I realized I don't want to make the same mistake that I made when I switched to TextMate: Using a closed-source editor. One day, Sublime Text 2 will stop being developed. It's not clear if they'll ever change the license to something that allows community development. ST2 will probably end up like TextMate: consigned to the graveyard of abandoned closed-source text editors.

That's one advantage of Vim and Emacs: They're never going away.


I'm sort of on the fence. I'm still using TextMate at work, but trying ST2 for some personal projects. It's pretty good, but there are a few things I miss, for instance TextMate packages make great use outputting HTML to a webview for things like Markdown previews, SVN/Git blame, etc. Maybe I'm missing something, but there doesn't seem to be anything quite the same in ST2.


That would be me. The one feature it misses is multiple line editing by holding down option and dragging.

Though the op's tips make me want to has another look.

Cheers

Marcus


You can do that with ST2.


To be fair, you can't drag a box selection like you can in TM.

However, Sublime's multiple-cursor support is far superior otherwise.


I know someone who did, said it never felt as smooth for Rails dev, but he'd spent years in it grinding code out so it's hard to retrain that muscle memory. I didn't like TM much to start with some ST2 was an easier switch.


I never really used IDE like IntelliJ or RubyMine. But I always feel they are too bloated.
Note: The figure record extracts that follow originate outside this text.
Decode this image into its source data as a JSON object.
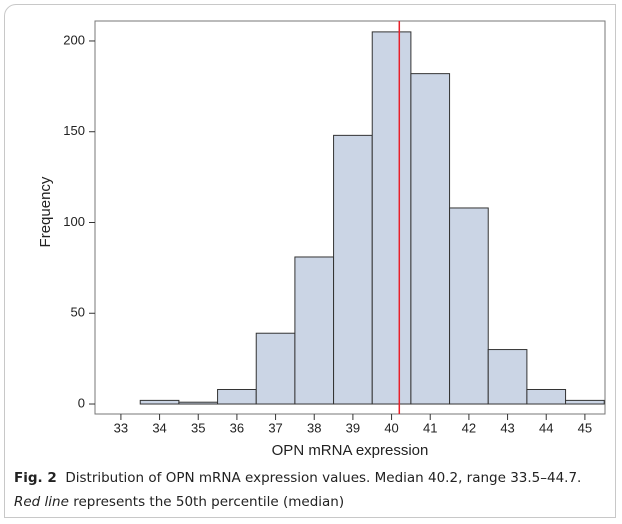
{
  "chart_data": {
    "type": "histogram",
    "xlabel": "OPN mRNA expression",
    "ylabel": "Frequency",
    "bins": [
      32.5,
      33.5,
      34.5,
      35.5,
      36.5,
      37.5,
      38.5,
      39.5,
      40.5,
      41.5,
      42.5,
      43.5,
      44.5,
      45.5
    ],
    "values": [
      0,
      2,
      1,
      8,
      39,
      81,
      148,
      205,
      182,
      108,
      30,
      8,
      2
    ],
    "color": "#cbd5e5",
    "edge_color": "#333333",
    "median_line": 40.2,
    "median_color": "#e8202a",
    "xlim": [
      32.33,
      45.52
    ],
    "xticks": [
      33,
      34,
      35,
      36,
      37,
      38,
      39,
      40,
      41,
      42,
      43,
      44,
      45
    ],
    "ylim": [
      -5.5,
      211
    ],
    "yticks": [
      0,
      50,
      100,
      150,
      200
    ]
  },
  "caption": {
    "label": "Fig. 2",
    "text": "Distribution of OPN mRNA expression values. Median 40.2, range 33.5–44.7.",
    "emphasis": "Red line",
    "rest": "represents the 50th percentile (median)"
  }
}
Maybe just different use case.


I can use IntelliJ for anything from Python to Ruby to Java to Go to Haskell.

Sure it takes a little longer to start up than a no-plugin Emacs or Sublime Text, but it also does a lot more and I don't have to fiddle with it to make it work.
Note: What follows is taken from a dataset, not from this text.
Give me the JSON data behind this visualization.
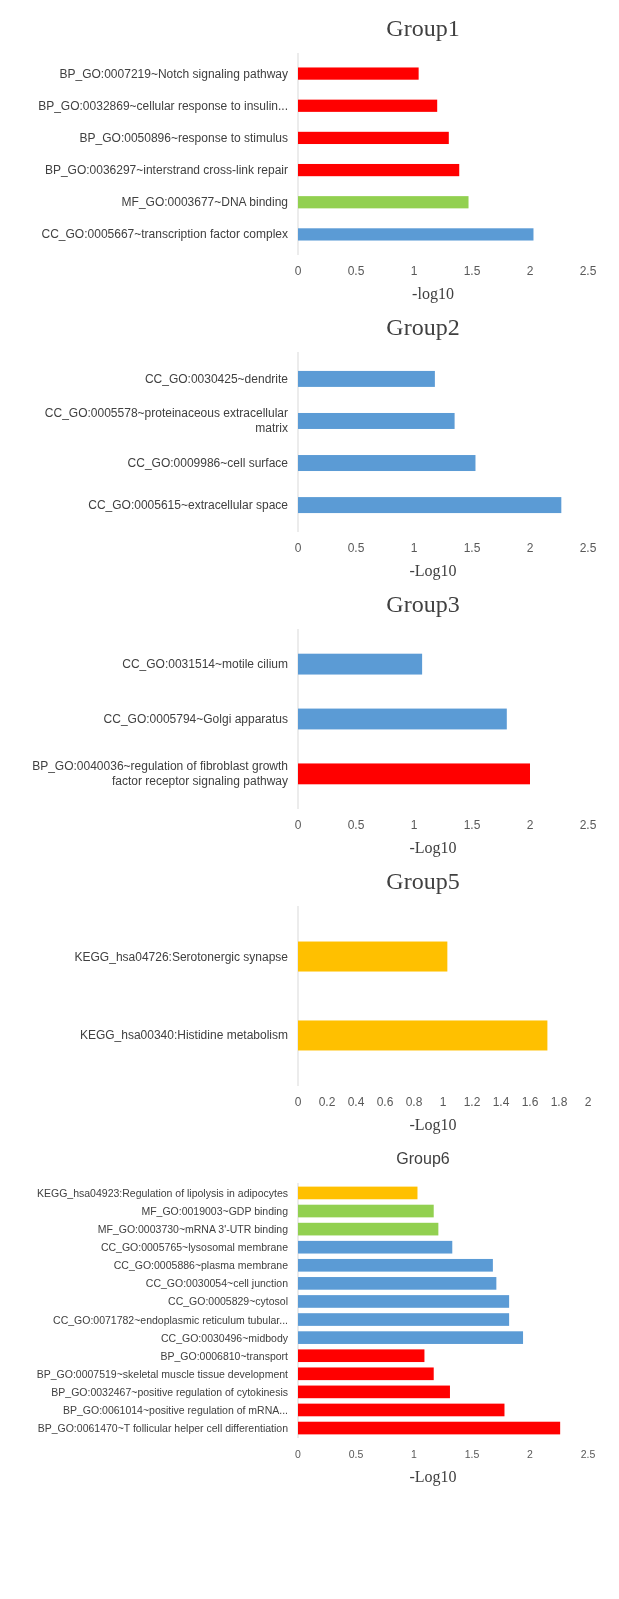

The Go and Haskell support is better in ST2 than in IntelliJ. For Python and Ruby, it depends. IntelliJ is unquestionably better for Java, though.

Also, consider that ST2 is in its infancy and how developed its language support already is (see SublimeClang, for example). As ST2 becomes more popular, it might compete with the most developed IDEs.
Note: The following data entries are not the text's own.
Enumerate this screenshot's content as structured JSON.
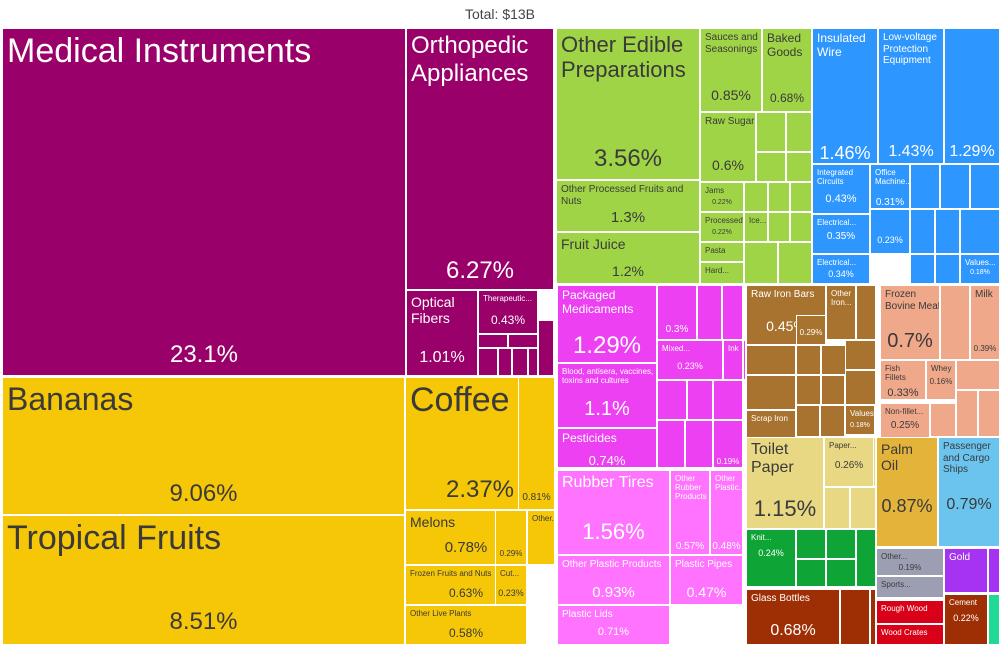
{
  "chart_data": {
    "type": "treemap",
    "title": "Total: $13B",
    "sector_colors": {
      "instruments": "#990069",
      "vegetables": "#F5C707",
      "foodstuffs": "#A0D447",
      "machines": "#2E97FF",
      "chemicals": "#ED40F2",
      "plastics": "#FF73FF",
      "metals": "#A8732E",
      "paper": "#E8D883",
      "textiles": "#0FA436",
      "animal_products": "#F0A88A",
      "transportation": "#6BC4EE",
      "animal_fats": "#E4B339",
      "misc": "#9C9FB1",
      "precious": "#A632F2",
      "wood": "#D80117",
      "stone": "#9E2F05",
      "footwear": "#1FD994"
    },
    "tiles": [
      {
        "label": "Medical Instruments",
        "value": "23.1%",
        "sector": "instruments"
      },
      {
        "label": "Orthopedic Appliances",
        "value": "6.27%",
        "sector": "instruments"
      },
      {
        "label": "Optical Fibers",
        "value": "1.01%",
        "sector": "instruments"
      },
      {
        "label": "Therapeutic...",
        "value": "0.43%",
        "sector": "instruments"
      },
      {
        "label": "Bananas",
        "value": "9.06%",
        "sector": "vegetables"
      },
      {
        "label": "Tropical Fruits",
        "value": "8.51%",
        "sector": "vegetables"
      },
      {
        "label": "Coffee",
        "value": "2.37%",
        "sector": "vegetables"
      },
      {
        "label": "Melons",
        "value": "0.78%",
        "sector": "vegetables"
      },
      {
        "label": "Frozen Fruits and Nuts",
        "value": "0.63%",
        "sector": "vegetables"
      },
      {
        "label": "Other Live Plants",
        "value": "0.58%",
        "sector": "vegetables"
      },
      {
        "label": "",
        "value": "0.81%",
        "sector": "vegetables"
      },
      {
        "label": "Other...",
        "value": "",
        "sector": "vegetables"
      },
      {
        "label": "",
        "value": "0.29%",
        "sector": "vegetables"
      },
      {
        "label": "Cut...",
        "value": "0.23%",
        "sector": "vegetables"
      },
      {
        "label": "Other Edible Preparations",
        "value": "3.56%",
        "sector": "foodstuffs"
      },
      {
        "label": "Sauces and Seasonings",
        "value": "0.85%",
        "sector": "foodstuffs"
      },
      {
        "label": "Baked Goods",
        "value": "0.68%",
        "sector": "foodstuffs"
      },
      {
        "label": "Raw Sugar",
        "value": "0.6%",
        "sector": "foodstuffs"
      },
      {
        "label": "Other Processed Fruits and Nuts",
        "value": "1.3%",
        "sector": "foodstuffs"
      },
      {
        "label": "Fruit Juice",
        "value": "1.2%",
        "sector": "foodstuffs"
      },
      {
        "label": "Jams",
        "value": "0.22%",
        "sector": "foodstuffs"
      },
      {
        "label": "Processed...",
        "value": "0.22%",
        "sector": "foodstuffs"
      },
      {
        "label": "Ice...",
        "value": "",
        "sector": "foodstuffs"
      },
      {
        "label": "Pasta",
        "value": "",
        "sector": "foodstuffs"
      },
      {
        "label": "Hard...",
        "value": "",
        "sector": "foodstuffs"
      },
      {
        "label": "Insulated Wire",
        "value": "1.46%",
        "sector": "machines"
      },
      {
        "label": "Low-voltage Protection Equipment",
        "value": "1.43%",
        "sector": "machines"
      },
      {
        "label": "",
        "value": "1.29%",
        "sector": "machines"
      },
      {
        "label": "Integrated Circuits",
        "value": "0.43%",
        "sector": "machines"
      },
      {
        "label": "Office Machine...",
        "value": "0.31%",
        "sector": "machines"
      },
      {
        "label": "Electrical...",
        "value": "0.35%",
        "sector": "machines"
      },
      {
        "label": "",
        "value": "0.23%",
        "sector": "machines"
      },
      {
        "label": "Electrical...",
        "value": "0.34%",
        "sector": "machines"
      },
      {
        "label": "Values...",
        "value": "0.18%",
        "sector": "machines"
      },
      {
        "label": "Packaged Medicaments",
        "value": "1.29%",
        "sector": "chemicals"
      },
      {
        "label": "Blood, antisera, vaccines, toxins and cultures",
        "value": "1.1%",
        "sector": "chemicals"
      },
      {
        "label": "Pesticides",
        "value": "0.74%",
        "sector": "chemicals"
      },
      {
        "label": "",
        "value": "0.3%",
        "sector": "chemicals"
      },
      {
        "label": "Mixed...",
        "value": "0.23%",
        "sector": "chemicals"
      },
      {
        "label": "Ink",
        "value": "",
        "sector": "chemicals"
      },
      {
        "label": "",
        "value": "0.19%",
        "sector": "chemicals"
      },
      {
        "label": "Rubber Tires",
        "value": "1.56%",
        "sector": "plastics"
      },
      {
        "label": "Other Rubber Products",
        "value": "0.57%",
        "sector": "plastics"
      },
      {
        "label": "Other Plastic...",
        "value": "0.48%",
        "sector": "plastics"
      },
      {
        "label": "Other Plastic Products",
        "value": "0.93%",
        "sector": "plastics"
      },
      {
        "label": "Plastic Pipes",
        "value": "0.47%",
        "sector": "plastics"
      },
      {
        "label": "Plastic Lids",
        "value": "0.71%",
        "sector": "plastics"
      },
      {
        "label": "Raw Iron Bars",
        "value": "0.45%",
        "sector": "metals"
      },
      {
        "label": "",
        "value": "0.29%",
        "sector": "metals"
      },
      {
        "label": "Other Iron...",
        "value": "",
        "sector": "metals"
      },
      {
        "label": "Scrap Iron",
        "value": "",
        "sector": "metals"
      },
      {
        "label": "Values...",
        "value": "0.18%",
        "sector": "metals"
      },
      {
        "label": "Toilet Paper",
        "value": "1.15%",
        "sector": "paper"
      },
      {
        "label": "Paper...",
        "value": "0.26%",
        "sector": "paper"
      },
      {
        "label": "Knit...",
        "value": "0.24%",
        "sector": "textiles"
      },
      {
        "label": "Frozen Bovine Meat",
        "value": "0.7%",
        "sector": "animal_products"
      },
      {
        "label": "Milk",
        "value": "0.39%",
        "sector": "animal_products"
      },
      {
        "label": "Fish Fillets",
        "value": "0.33%",
        "sector": "animal_products"
      },
      {
        "label": "Whey",
        "value": "0.16%",
        "sector": "animal_products"
      },
      {
        "label": "Non-fillet...",
        "value": "0.25%",
        "sector": "animal_products"
      },
      {
        "label": "Palm Oil",
        "value": "0.87%",
        "sector": "animal_fats"
      },
      {
        "label": "Passenger and Cargo Ships",
        "value": "0.79%",
        "sector": "transportation"
      },
      {
        "label": "Glass Bottles",
        "value": "0.68%",
        "sector": "stone"
      },
      {
        "label": "Other...",
        "value": "0.19%",
        "sector": "misc"
      },
      {
        "label": "Sports...",
        "value": "",
        "sector": "misc"
      },
      {
        "label": "Gold",
        "value": "",
        "sector": "precious"
      },
      {
        "label": "Rough Wood",
        "value": "",
        "sector": "wood"
      },
      {
        "label": "Wood Crates",
        "value": "",
        "sector": "wood"
      },
      {
        "label": "Cement",
        "value": "0.22%",
        "sector": "stone"
      }
    ]
  }
}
And it will also become slow and bloated and people will move on to the next fast, lean editor that only needs feature x & y.

Wash & repeat ad infinitum.


I think that's unlikely. ST2 is already exceptionally fast and complete as an editor. As an IDE, ST2 requires plugins. These plugins are written in Python (which can use libs written in C) as opposed to vimscript or elisp. Moreover, these plugins aren't required for editing text files (or having SublimeClang isn't going to significantly slow down editing python files).


Vim and Emacs kill that argument. Neither is slow, and both are older than dirt in computer years. Sublime Text may continue the march without becoming super slow as well. I'm sure a Java-focused IDE could be fast and excellent, but that's not their focus.


I'm only using ST2 because TM2 took forever to release and even the the alpha wasn't compelling.

So I'm much more worried about developer fatigue than bloat in my editor choice.